“The board is extremely concerned by recent events in Eastern Province Cricket regarding its financial management and the process followed regarding the election of office-bearers at this year’s AGM,” CSA board chairman Chris Nenzani said in a statement.
Axed EPC president Graeme Sauls vowed to fight back after fellow executive directors voted to uphold allegations levelled against him in August.
Some of the claims against Sauls, who held the job for 10 months, included accepting the CEO’s resignation in June without board approval, hiring a new development coach without board approval, and the procurement of new cricket balls without following the correct processes.
His position was filled, temporarily, by risk and audit director Malcolm Figg until a new president was to have been elected at the board’s AGM in September. However, the power struggle continued after Rajan Moodaley, a convicted fraudster, was the only nomination for the post.

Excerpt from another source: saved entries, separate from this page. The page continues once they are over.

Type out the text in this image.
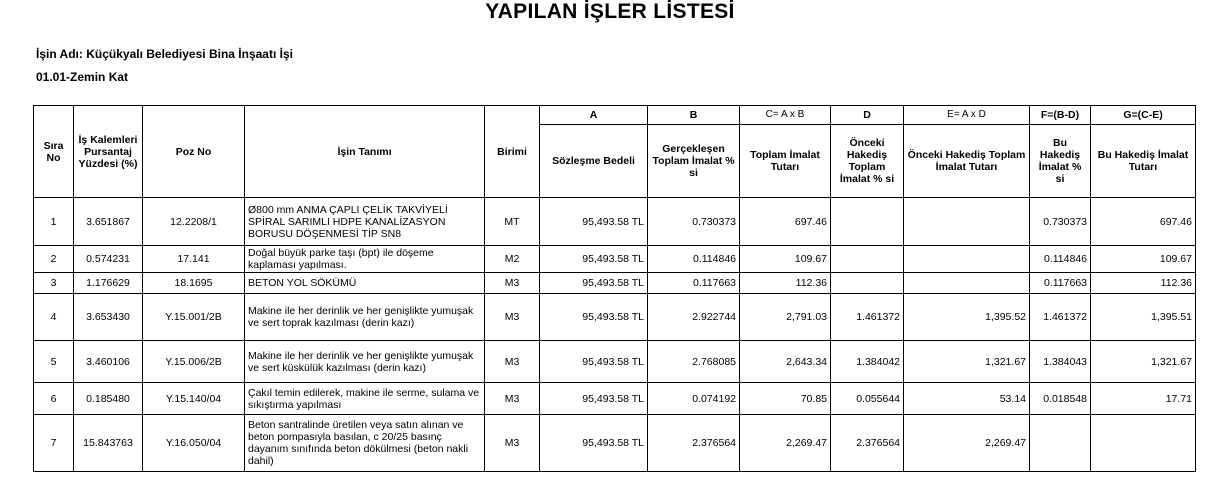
YAPILAN İŞLER LİSTESİ
İşin Adı: Küçükyalı Belediyesi Bina İnşaatı İşi
01.01-Zemin Kat
Sıra No	İş Kalemleri Pursantaj Yüzdesi (%)	Poz No	İşin Tanımı	Birimi	A	B	C= A x B	D	E= A x D	F=(B-D)	G=(C-E)
					Sözleşme Bedeli	Gerçekleşen Toplam İmalat % si	Toplam İmalat Tutarı	Önceki Hakediş Toplam İmalat % si	Önceki Hakediş Toplam İmalat Tutarı	Bu Hakediş İmalat % si	Bu Hakediş İmalat Tutarı
1	3.651867	12.2208/1	Ø800 mm ANMA ÇAPLI ÇELİK TAKVİYELİ SPİRAL SARIMLI HDPE KANALİZASYON BORUSU DÖŞENMESİ TİP SN8	MT	95,493.58 TL	0.730373	697.46			0.730373	697.46
2	0.574231	17.141	Doğal büyük parke taşı (bpt) ile döşeme kaplaması yapılması.	M2	95,493.58 TL	0.114846	109.67			0.114846	109.67
3	1.176629	18.1695	BETON YOL SÖKÜMÜ	M3	95,493.58 TL	0.117663	112.36			0.117663	112.36
4	3.653430	Y.15.001/2B	Makine ile her derinlik ve her genişlikte yumuşak ve sert toprak kazılması (derin kazı)	M3	95,493.58 TL	2.922744	2,791.03	1.461372	1,395.52	1.461372	1,395.51
5	3.460106	Y.15.006/2B	Makine ile her derinlik ve her genişlikte yumuşak ve sert küskülük kazılması (derin kazı)	M3	95,493.58 TL	2.768085	2,643.34	1.384042	1,321.67	1.384043	1,321.67
6	0.185480	Y.15.140/04	Çakıl temin edilerek, makine ile serme, sulama ve sıkıştırma yapılması	M3	95,493.58 TL	0.074192	70.85	0.055644	53.14	0.018548	17.71
7	15.843763	Y.16.050/04	Beton santralinde üretilen veya satın alınan ve beton pompasıyla basılan, c 20/25 basınç dayanım sınıfında beton dökülmesi (beton nakli dahil)	M3	95,493.58 TL	2.376564	2,269.47	2.376564	2,269.47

In 2004, Moodaley was found guilty by the Port Elizabeth Commercial Crime Court of five counts of fraud involving R79,950, after claiming payment from the EPC board, CSA, and the SA Cricket Scorers’ Association for scoring duties he did not perform.
He was fined R30,000 or two years’ imprisonment, with a further two years’ imprisonment suspended for five years.
Given the gravity of the situation in which the cricket union found itself, and the adverse effects on the administration of the game in the region, the board exercised its step-in rights in terms of the provisions of clause 12.4 of the CSA’s memorandum of incorporation.